To overcome these obstacles, it is critical to find partners that can provide local compliance support, seamless integrations, and long-term assistance.

Working in collaboration with local partners to facilitate access to local data and understanding of the local market frameworks can be part of a broader strategic approach to helping eCommerce merchants enter various high-growth markets.

“It’s a two-sided coin,” Tournand says. “As we are fixing complexity, it means that the local markets we unlock deliver value to our merchants.”

Read more: Value of Local Expertise Underestimated in Expanding Cross-Border Commerce

Recognizing the Need for a Reliable Partner

Aggregating solved complexity across bundled geographies can help streamline the payment process and empower merchants to thrive in the ever-evolving digital economy.

And future innovations poised to transform legacy cross-border programs are right around the corner.

“We need to demonstrate to merchants how accurate and data-driven new solution can be versus the current ecosystem and current environment,” Tournand says.

“Artificial intelligence [AI] is an obvious buzzword that’s coming to the surface, and I would expect it to play a role somewhere as an innovation driver for cross-border commerce,” Tournand adds.

That’s because, as he notes, merchants are “more and more keen” to be very close to their customers so there might be a “rise of super-app or a way to be more intimate to aggregate payments into some super apps,” that when powered or augmented by AI can streamline and optimize growth across markets.

Another driver Tournand sees is to make payments faster, “especially now with the interest rates that have been rising.”
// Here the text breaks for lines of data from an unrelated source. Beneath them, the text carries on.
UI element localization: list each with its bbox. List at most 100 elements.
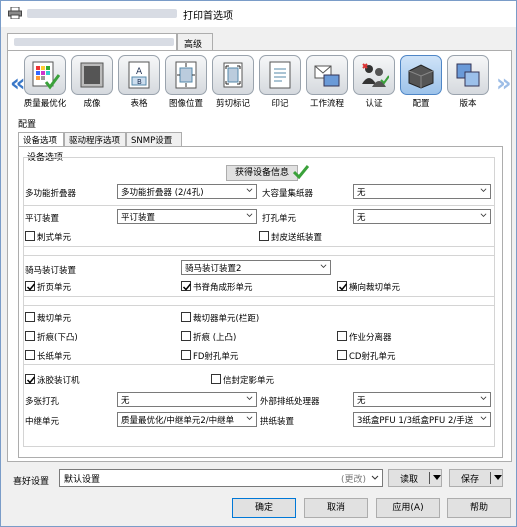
save-button[interactable]: 保存	[449, 469, 503, 487]
stacker-unit-label: 拱纸装置	[260, 417, 295, 427]
favorites-select[interactable]: 默认设置 (更改)	[59, 469, 383, 487]
select-value: 无	[357, 188, 366, 198]
select-value: 质量最优化/中继单元2/中继单	[121, 416, 235, 426]
perfect-binder-checkbox[interactable]: 泳胶装订机	[25, 374, 80, 386]
read-button-label: 读取	[399, 475, 418, 485]
relay-unit-select[interactable]: 质量最优化/中继单元2/中继单	[117, 412, 257, 427]
stamp-icon	[259, 55, 301, 95]
cover-insertion-checkbox[interactable]: 封皮送纸装置	[259, 231, 322, 243]
svg-text:B: B	[137, 78, 142, 86]
checkbox-label: 横向裁切单元	[349, 283, 401, 293]
toolbar-label: 剪切标记	[215, 99, 250, 109]
crease-unit-checkbox[interactable]: 刺式单元	[25, 231, 71, 243]
select-value: 平订装置	[121, 213, 156, 223]
checkbox-box	[25, 331, 35, 341]
chevron-down-icon	[246, 416, 253, 420]
checkmark-icon	[26, 283, 36, 291]
checkbox-label: FD射孔单元	[193, 352, 239, 362]
chevron-down-icon	[480, 213, 487, 217]
subtab-label: 驱动程序选项	[69, 136, 121, 146]
checkbox-box	[337, 331, 347, 341]
image-position-icon	[165, 55, 207, 95]
toolbar-form[interactable]: A B 表格	[116, 55, 162, 109]
select-value: 无	[121, 396, 130, 406]
checkbox-label: 信封定影单元	[223, 376, 275, 386]
chevron-down-icon	[246, 396, 253, 400]
checkbox-label: 长纸单元	[37, 352, 72, 362]
dropdown-triangle-icon[interactable]	[494, 475, 502, 481]
crease-up-checkbox[interactable]: 折痕 (上凸)	[181, 331, 236, 343]
external-processor-select[interactable]: 无	[353, 392, 491, 407]
checkbox-box	[25, 312, 35, 322]
workflow-icon	[306, 55, 348, 95]
checkbox-box	[259, 231, 269, 241]
envelope-unit-checkbox[interactable]: 信封定影单元	[211, 374, 274, 386]
checkbox-label: 裁切单元	[37, 314, 72, 324]
select-value: 多功能折叠器 (2/4孔)	[121, 188, 204, 198]
tab-advanced[interactable]: 高级	[177, 33, 213, 51]
checkbox-label: 泳胶装订机	[37, 376, 80, 386]
help-button[interactable]: 帮助	[447, 498, 511, 518]
subtab-driver-options[interactable]: 驱动程序选项	[64, 132, 126, 147]
horizontal-trim-checkbox[interactable]: 横向裁切单元	[337, 281, 400, 293]
toolbar-image-position[interactable]: 图像位置	[163, 55, 209, 109]
get-device-info-button[interactable]: 获得设备信息	[226, 165, 298, 181]
checkbox-box	[25, 231, 35, 241]
checkmark-icon	[26, 376, 36, 384]
toolbar-configure[interactable]: 配置	[398, 55, 444, 109]
checkbox-label: 刺式单元	[37, 233, 72, 243]
large-stacker-select[interactable]: 无	[353, 184, 491, 199]
checkbox-label: 裁切器单元(栏距)	[193, 314, 260, 324]
apply-button[interactable]: 应用(A)	[376, 498, 440, 518]
version-icon	[447, 55, 489, 95]
toolbar-quality[interactable]: 质量最优化	[22, 55, 68, 109]
flat-stitcher-select[interactable]: 平订装置	[117, 209, 257, 224]
crease-down-checkbox[interactable]: 折痕(下凸)	[25, 331, 78, 343]
checkbox-box	[25, 281, 36, 291]
check-success-icon	[293, 165, 309, 179]
printer-icon	[8, 7, 22, 19]
large-stacker-label: 大容量集纸器	[262, 189, 314, 199]
toolbar-stamp[interactable]: 印记	[257, 55, 303, 109]
form-icon: A B	[118, 55, 160, 95]
checkbox-box	[25, 350, 35, 360]
title-redacted-printer-name	[27, 9, 177, 18]
toolbar-authentication[interactable]: 认证	[351, 55, 397, 109]
category-toolbar: 质量最优化 成像 A B 表格 图像位置 剪切标记 印记 工作流程 认证 配置 …	[22, 55, 502, 113]
multi-punch-select[interactable]: 无	[117, 392, 257, 407]
saddle-stitcher-select[interactable]: 骑马装订装置2	[181, 260, 331, 275]
long-sheet-checkbox[interactable]: 长纸单元	[25, 350, 71, 362]
checkbox-box	[181, 281, 192, 291]
read-button[interactable]: 读取	[388, 469, 442, 487]
fd-punch-checkbox[interactable]: FD射孔单元	[181, 350, 238, 362]
multifunction-folder-select[interactable]: 多功能折叠器 (2/4孔)	[117, 184, 257, 199]
subtab-label: 设备选项	[23, 136, 58, 146]
cancel-button[interactable]: 取消	[304, 498, 368, 518]
dropdown-triangle-icon[interactable]	[433, 475, 441, 481]
toolbar-trim-marks[interactable]: 剪切标记	[210, 55, 256, 109]
toolbar-label: 工作流程	[309, 99, 344, 109]
folding-unit-checkbox[interactable]: 折页单元	[25, 281, 71, 293]
split-separator	[490, 472, 491, 484]
subtab-snmp[interactable]: SNMP设置	[126, 132, 182, 147]
punch-unit-select[interactable]: 无	[353, 209, 491, 224]
sub-tab-strip: 设备选项 驱动程序选项 SNMP设置	[18, 132, 503, 148]
configure-icon	[400, 55, 442, 95]
toolbar-imaging[interactable]: 成像	[69, 55, 115, 109]
toolbar-workflow[interactable]: 工作流程	[304, 55, 350, 109]
cd-punch-checkbox[interactable]: CD射孔单元	[337, 350, 395, 362]
square-fold-checkbox[interactable]: 书脊角成形单元	[181, 281, 253, 293]
ok-button[interactable]: 确定	[232, 498, 296, 518]
section-label: 配置	[18, 120, 37, 130]
trimmer-checkbox[interactable]: 裁切单元	[25, 312, 71, 324]
checkbox-label: 折痕 (上凸)	[193, 333, 237, 343]
tab-advanced-label: 高级	[184, 40, 203, 50]
authentication-icon	[353, 55, 395, 95]
flat-stitcher-label: 平订装置	[25, 214, 60, 224]
toolbar-label: 成像	[83, 99, 101, 109]
stacker-unit-select[interactable]: 3纸盒PFU 1/3纸盒PFU 2/手送	[353, 412, 491, 427]
checkbox-box	[181, 312, 191, 322]
trimmer-gutter-checkbox[interactable]: 裁切器单元(栏距)	[181, 312, 259, 324]
job-separator-checkbox[interactable]: 作业分离器	[337, 331, 392, 343]
toolbar-version[interactable]: 版本	[445, 55, 491, 109]
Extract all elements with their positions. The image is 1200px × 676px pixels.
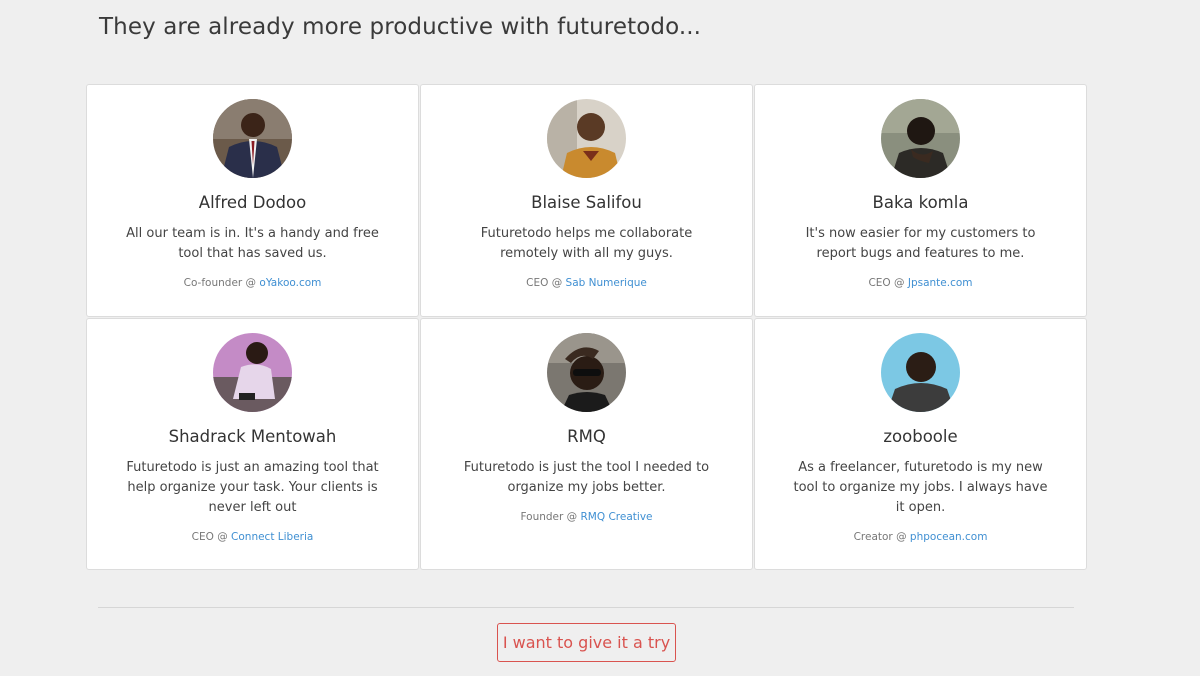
testimonial-role: CEO @ Jpsante.com (755, 277, 1086, 289)
role-prefix: CEO @ (526, 277, 566, 289)
testimonial-role: CEO @ Connect Liberia (87, 531, 418, 543)
section-divider (98, 607, 1074, 608)
testimonial-name: RMQ (567, 427, 606, 446)
testimonial-quote: Futuretodo is just an amazing tool that … (126, 460, 379, 515)
company-link[interactable]: Sab Numerique (566, 277, 647, 289)
role-prefix: Creator @ (853, 531, 910, 543)
testimonial-name: Alfred Dodoo (198, 193, 307, 212)
testimonial-name: Shadrack Mentowah (168, 427, 337, 446)
avatar (881, 99, 960, 178)
avatar (547, 333, 626, 412)
avatar (213, 333, 292, 412)
company-link[interactable]: Jpsante.com (908, 277, 973, 289)
testimonials-grid: Alfred Dodoo All our team is in. It's a … (86, 84, 1087, 570)
testimonial-quote: Futuretodo is just the tool I needed to … (463, 460, 710, 495)
role-prefix: CEO @ (868, 277, 908, 289)
testimonial-name: zooboole (883, 427, 958, 446)
testimonial-role: Co-founder @ oYakoo.com (87, 277, 418, 289)
testimonial-quote: As a freelancer, futuretodo is my new to… (793, 460, 1048, 515)
testimonial-card: Alfred Dodoo All our team is in. It's a … (86, 84, 419, 317)
testimonial-role: Creator @ phpocean.com (755, 531, 1086, 543)
testimonial-name: Baka komla (872, 193, 969, 212)
company-link[interactable]: RMQ Creative (581, 511, 653, 523)
testimonial-card: Baka komla It's now easier for my custom… (754, 84, 1087, 317)
testimonial-card: Shadrack Mentowah Futuretodo is just an … (86, 318, 419, 570)
testimonial-card: Blaise Salifou Futuretodo helps me colla… (420, 84, 753, 317)
testimonial-quote: It's now easier for my customers to repo… (805, 226, 1036, 261)
testimonial-card: zooboole As a freelancer, futuretodo is … (754, 318, 1087, 570)
testimonial-name: Blaise Salifou (531, 193, 642, 212)
role-prefix: Founder @ (520, 511, 581, 523)
company-link[interactable]: Connect Liberia (231, 531, 313, 543)
section-title: They are already more productive with fu… (99, 14, 702, 40)
testimonial-card: RMQ Futuretodo is just the tool I needed… (420, 318, 753, 570)
testimonial-quote: Futuretodo helps me collaborate remotely… (480, 226, 693, 261)
role-prefix: Co-founder @ (183, 277, 260, 289)
company-link[interactable]: phpocean.com (910, 531, 988, 543)
avatar (547, 99, 626, 178)
testimonial-role: CEO @ Sab Numerique (421, 277, 752, 289)
avatar (213, 99, 292, 178)
role-prefix: CEO @ (191, 531, 232, 543)
avatar (881, 333, 960, 412)
testimonial-quote: All our team is in. It's a handy and fre… (126, 226, 379, 261)
testimonial-role: Founder @ RMQ Creative (421, 511, 752, 523)
try-it-button[interactable]: I want to give it a try (497, 623, 676, 662)
company-link[interactable]: oYakoo.com (259, 277, 321, 289)
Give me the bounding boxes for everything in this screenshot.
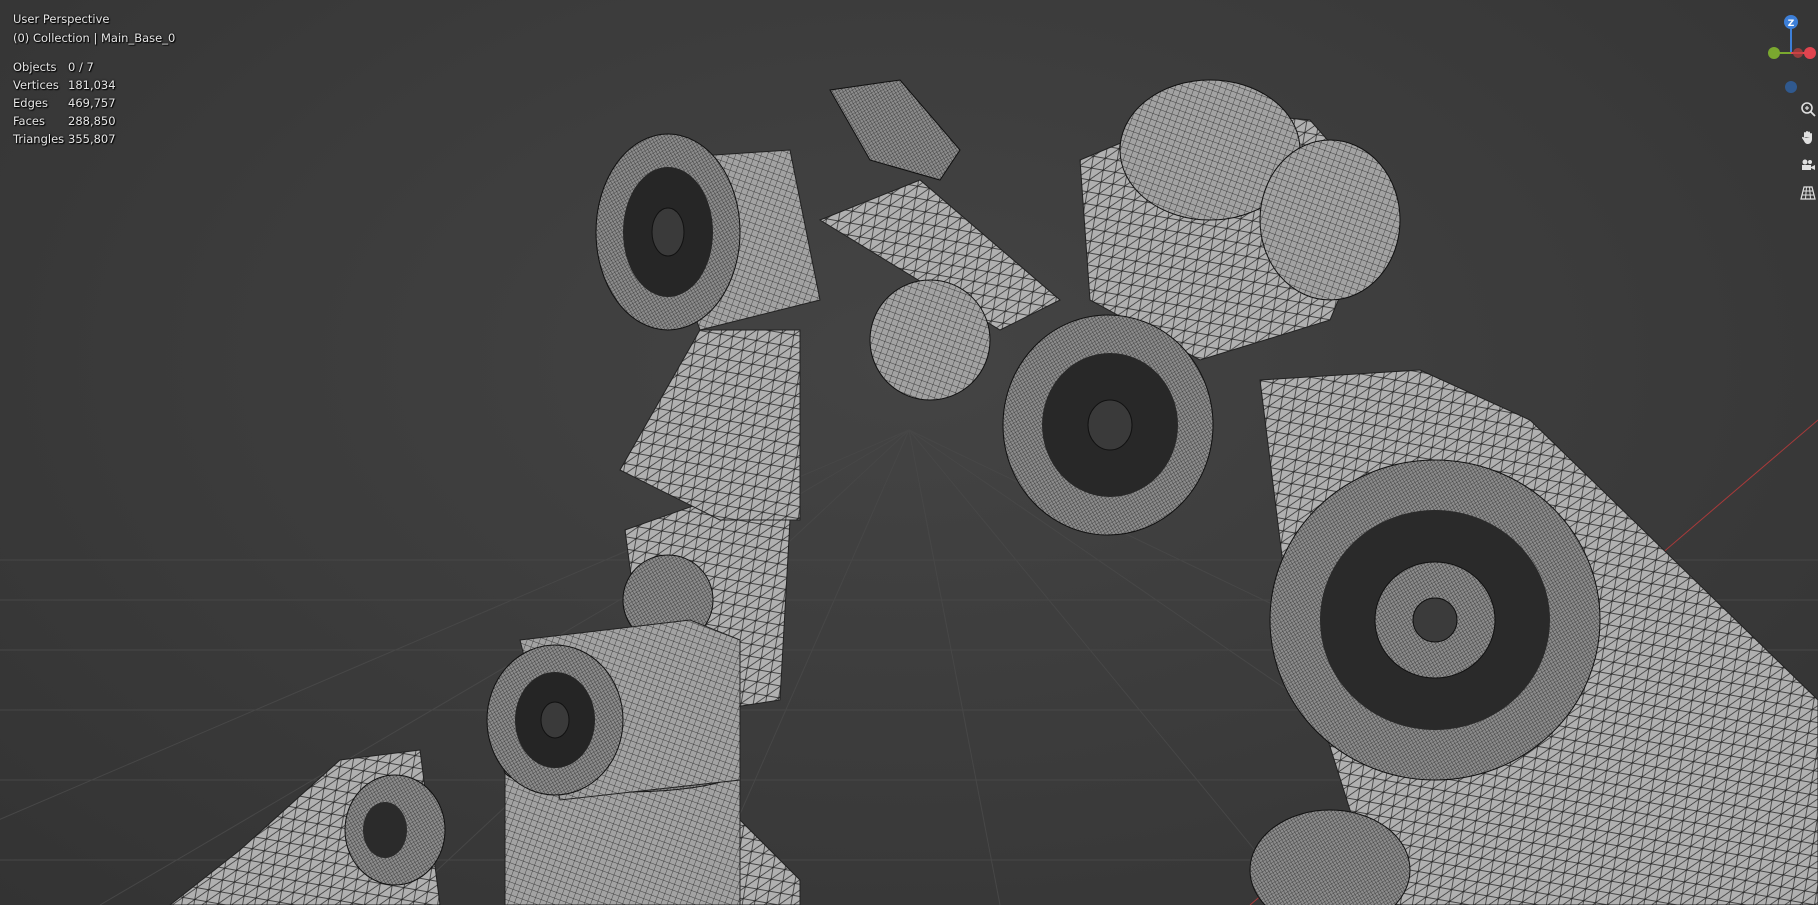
stat-value: 288,850 [68,114,116,128]
robot-right-arm [1249,369,1818,905]
stat-label: Edges [13,96,48,110]
zoom-icon[interactable] [1798,96,1818,122]
stat-label: Triangles [13,132,65,146]
stat-value: 355,807 [68,132,116,146]
stat-label: Objects [13,60,57,74]
gizmo-neg-z-axis [1785,81,1797,93]
scene-render [0,79,1818,905]
hand-pan-icon[interactable] [1798,124,1818,150]
stat-row-faces: Faces 288,850 [13,114,116,132]
robot-upper-joint-left [595,79,1061,401]
stat-value: 181,034 [68,78,116,92]
gizmo-neg-y-axis [1793,48,1803,58]
gizmo-y-axis [1768,47,1780,59]
stat-row-triangles: Triangles 355,807 [13,132,116,150]
stat-row-vertices: Vertices 181,034 [13,78,116,96]
grid-perspective-icon[interactable] [1798,180,1818,206]
navigation-gizmo[interactable]: Z [1746,8,1818,108]
stat-row-objects: Objects 0 / 7 [13,60,116,78]
gizmo-z-label: Z [1788,19,1795,29]
stat-row-edges: Edges 469,757 [13,96,116,114]
collection-info-label: (0) Collection | Main_Base_0 [13,31,176,45]
stat-label: Vertices [13,78,59,92]
camera-icon[interactable] [1798,152,1818,178]
3d-viewport[interactable]: User Perspective (0) Collection | Main_B… [0,0,1818,905]
gizmo-x-axis [1804,47,1816,59]
view-name-label: User Perspective [13,12,110,26]
stat-label: Faces [13,114,45,128]
robot-lower-arm [486,329,801,801]
stat-value: 0 / 7 [68,60,94,74]
statistics-overlay: Objects 0 / 7 Vertices 181,034 Edges 469… [13,60,116,150]
stat-value: 469,757 [68,96,116,110]
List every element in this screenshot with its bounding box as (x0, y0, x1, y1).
“It’s increasingly important to make sure that merchants optimize their cash flow. How can cash move faster between the pocket of the consumer, when they click the payment button, and into the pocket of the merchant,” he says.

And these key elements are particularly important across high-growth international markets.

As for what Tournand is looking forward to most?

“Launching in multiple geographies per year is something we want to industrialize so we don’t have to reinvent it for every launch. The more we expand into new markets, the better we get at doing it — and with all the launches we’ve done, each delivers long-term infrastructural benefits that enable the next one to piggyback on it and be released faster. The more we progress, the better we progress,” he says.